Altri assaggi fugaci hanno messo in evidenza interessanti versioni di Ciliegiolo in purezza di Toscana, come quelli di Antonio Camillo, di Manciano (Gr), con qualche perplessità sull’utilizzo del legno, a tratti invadente, un po’ meno nelle annate 2013 e 2014, o dell’azienda Alberto Motta, di Alberese, con tannino pronunciato ma ben integrato ed equilibrato. Particolare l’unico esemplare pugliese, quello dell’azienda Casa Primis, nel foggiano: naso più floreale che fruttato, quasi da rosato, con la solita pungenza di caffè; bocca densa, ma priva di tannino e di lunga persistenza: qui il territorio, anzi, quel mix di altitudine, clima, terreno ed esposizione chiamato terroir mette la sua firma nel vino.
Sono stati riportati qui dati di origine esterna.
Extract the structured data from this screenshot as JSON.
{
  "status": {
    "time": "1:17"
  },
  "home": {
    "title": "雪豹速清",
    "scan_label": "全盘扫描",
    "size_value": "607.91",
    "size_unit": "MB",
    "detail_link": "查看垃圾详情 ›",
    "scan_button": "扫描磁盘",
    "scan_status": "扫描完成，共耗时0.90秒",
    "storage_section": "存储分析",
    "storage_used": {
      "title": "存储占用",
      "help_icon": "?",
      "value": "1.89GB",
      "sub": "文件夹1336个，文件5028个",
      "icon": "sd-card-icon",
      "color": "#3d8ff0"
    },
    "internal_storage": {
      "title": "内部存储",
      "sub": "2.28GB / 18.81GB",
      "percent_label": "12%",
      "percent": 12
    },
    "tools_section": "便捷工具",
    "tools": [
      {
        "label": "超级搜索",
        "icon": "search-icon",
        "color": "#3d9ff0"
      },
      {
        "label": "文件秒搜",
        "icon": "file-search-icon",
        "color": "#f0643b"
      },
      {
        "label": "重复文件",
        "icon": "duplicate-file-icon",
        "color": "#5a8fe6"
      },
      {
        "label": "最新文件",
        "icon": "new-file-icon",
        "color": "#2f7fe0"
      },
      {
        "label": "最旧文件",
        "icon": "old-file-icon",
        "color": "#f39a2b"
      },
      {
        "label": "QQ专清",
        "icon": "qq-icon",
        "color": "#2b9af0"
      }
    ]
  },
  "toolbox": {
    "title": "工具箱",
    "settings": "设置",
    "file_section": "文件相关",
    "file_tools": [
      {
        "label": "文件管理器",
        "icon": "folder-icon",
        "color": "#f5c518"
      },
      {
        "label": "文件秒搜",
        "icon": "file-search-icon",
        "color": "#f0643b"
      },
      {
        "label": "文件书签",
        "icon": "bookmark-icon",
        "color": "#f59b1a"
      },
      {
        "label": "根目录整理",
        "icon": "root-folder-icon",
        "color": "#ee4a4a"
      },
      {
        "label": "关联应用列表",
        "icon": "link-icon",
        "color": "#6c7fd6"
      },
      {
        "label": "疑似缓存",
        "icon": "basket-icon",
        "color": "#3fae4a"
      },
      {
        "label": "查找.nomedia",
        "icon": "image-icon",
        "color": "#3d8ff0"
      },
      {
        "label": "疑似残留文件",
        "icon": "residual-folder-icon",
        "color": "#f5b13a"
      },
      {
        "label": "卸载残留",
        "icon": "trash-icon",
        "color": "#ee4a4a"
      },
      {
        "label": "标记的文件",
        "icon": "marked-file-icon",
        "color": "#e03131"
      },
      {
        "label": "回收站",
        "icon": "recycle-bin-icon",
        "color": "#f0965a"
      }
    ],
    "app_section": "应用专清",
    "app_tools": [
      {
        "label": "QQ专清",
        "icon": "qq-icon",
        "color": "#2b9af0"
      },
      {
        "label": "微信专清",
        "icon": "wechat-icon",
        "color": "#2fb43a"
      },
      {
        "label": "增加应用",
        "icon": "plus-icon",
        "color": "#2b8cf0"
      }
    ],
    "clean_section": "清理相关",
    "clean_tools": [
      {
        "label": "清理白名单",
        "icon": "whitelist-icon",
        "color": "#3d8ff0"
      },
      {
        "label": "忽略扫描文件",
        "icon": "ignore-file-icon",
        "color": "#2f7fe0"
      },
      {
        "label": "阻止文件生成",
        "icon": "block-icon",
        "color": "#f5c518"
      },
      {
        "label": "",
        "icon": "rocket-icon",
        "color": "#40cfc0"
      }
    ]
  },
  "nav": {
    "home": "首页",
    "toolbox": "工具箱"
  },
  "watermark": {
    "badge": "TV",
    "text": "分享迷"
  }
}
Tra i Ciliegiolo umbri al di fuori del narnese cito quelli di Fontesecca (rosso 2015 e 2016) e il rosso “Lautizio” di Collecapretta (che produce anche un piacevolissimo rosato, non presente a Narni): due aziende ubicate in luoghi distanti tra loro, ma accomunate dall’attenzione per la salubrità dell’uva e del vino. Entrambe usano esclusivamente acciaio e/o cemento in cantina (Fontesecca). I loro Ciliegiolo sono ricchi di polpa e materia, con una struttura più marcata in quello di Fontesecca, ma entrambi chiudono in freschezza piacevole.
Sono solo in parte d’accordo con chi ha lamentato la mancanza di un percorso univoco tra i vignaioli del narnese alle prese con il Ciliegiolo: si è osservato che senza una cifra unitaria è difficile dare espressione ad un vitigno e al territorio che lo esprime.
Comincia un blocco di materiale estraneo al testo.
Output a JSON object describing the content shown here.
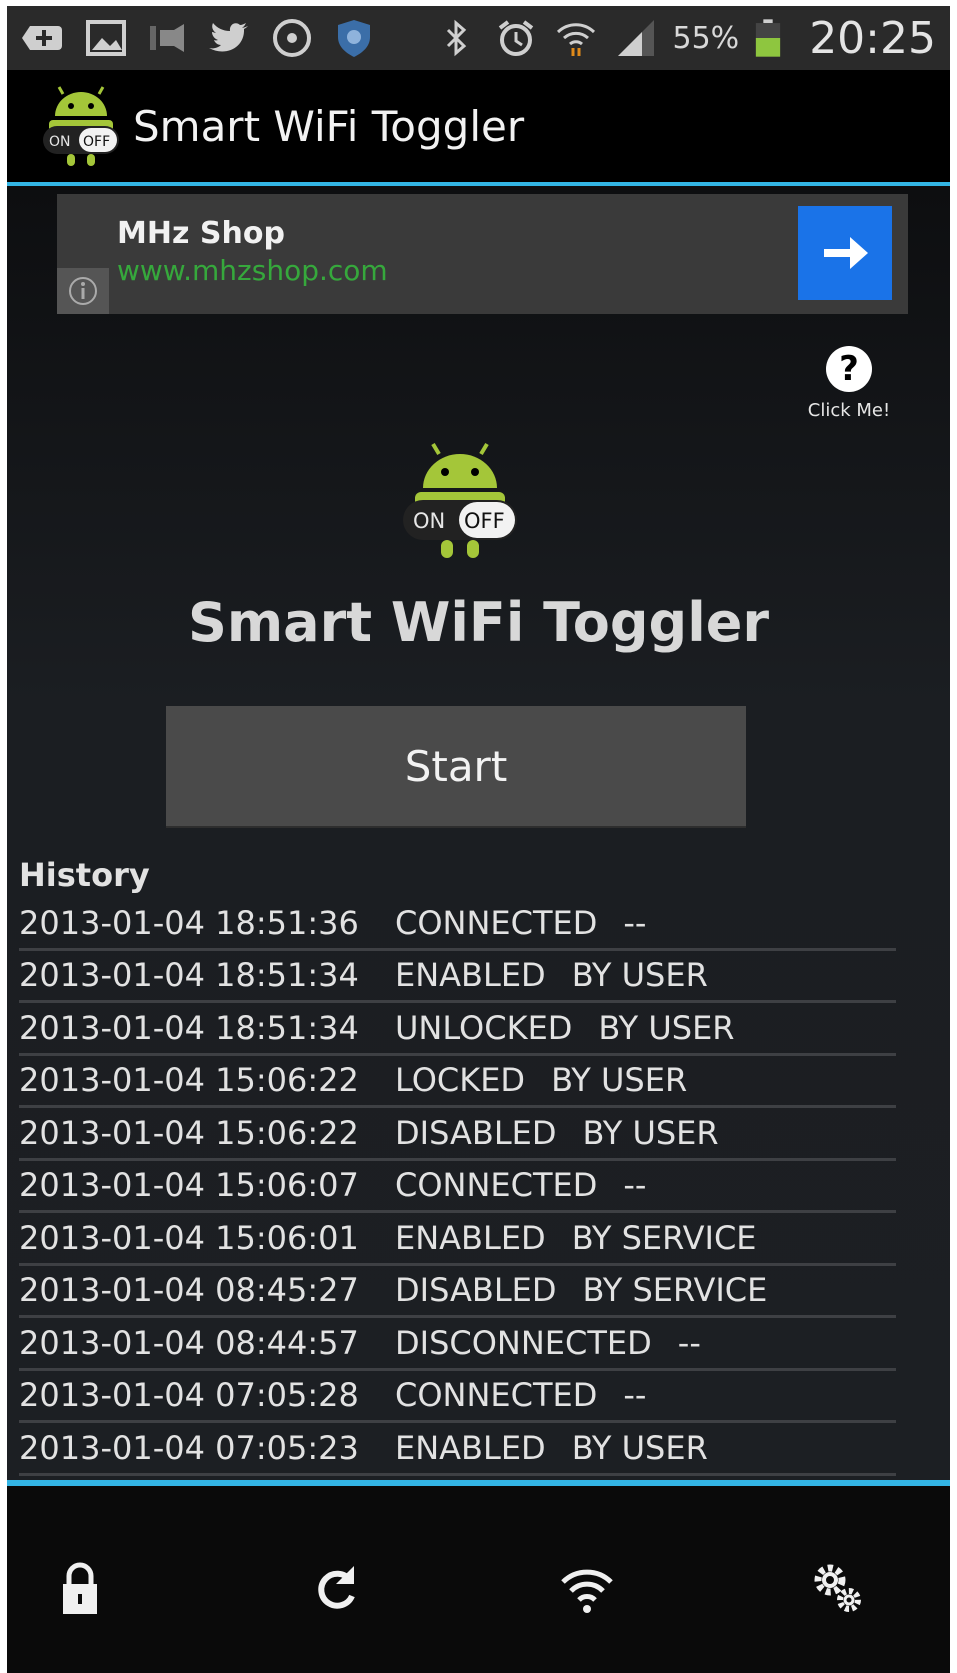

Non c’è dubbio che il vitigno, in questo habitat, porti con sè i caratteri che lo rendono idoneo solo ad un certo tipo di vinificazione: un vino beverino, di scarsa portata polifenolica che non può essere trasformato in vino muscoloso e strutturato, ma può puntare sull’eleganza e la densità di frutto unita a freschezza.
Credo che l’unico appunto vada rivolto a chi sperimenta passaggi in legno snaturando la semplicità e l’immediatezza del Ciliegiolo. Per il resto, ritengo che sfumature e interpetazioni personali del vitigno siano sempre il segno di una dinamicità che allontana dalla standardizzazione e omologazione tecnicistica e avvicina di più alla variabilità naturale dei prodotti della terra.
Questa riflessione la rivolgo anche a chi il vino lo degusta.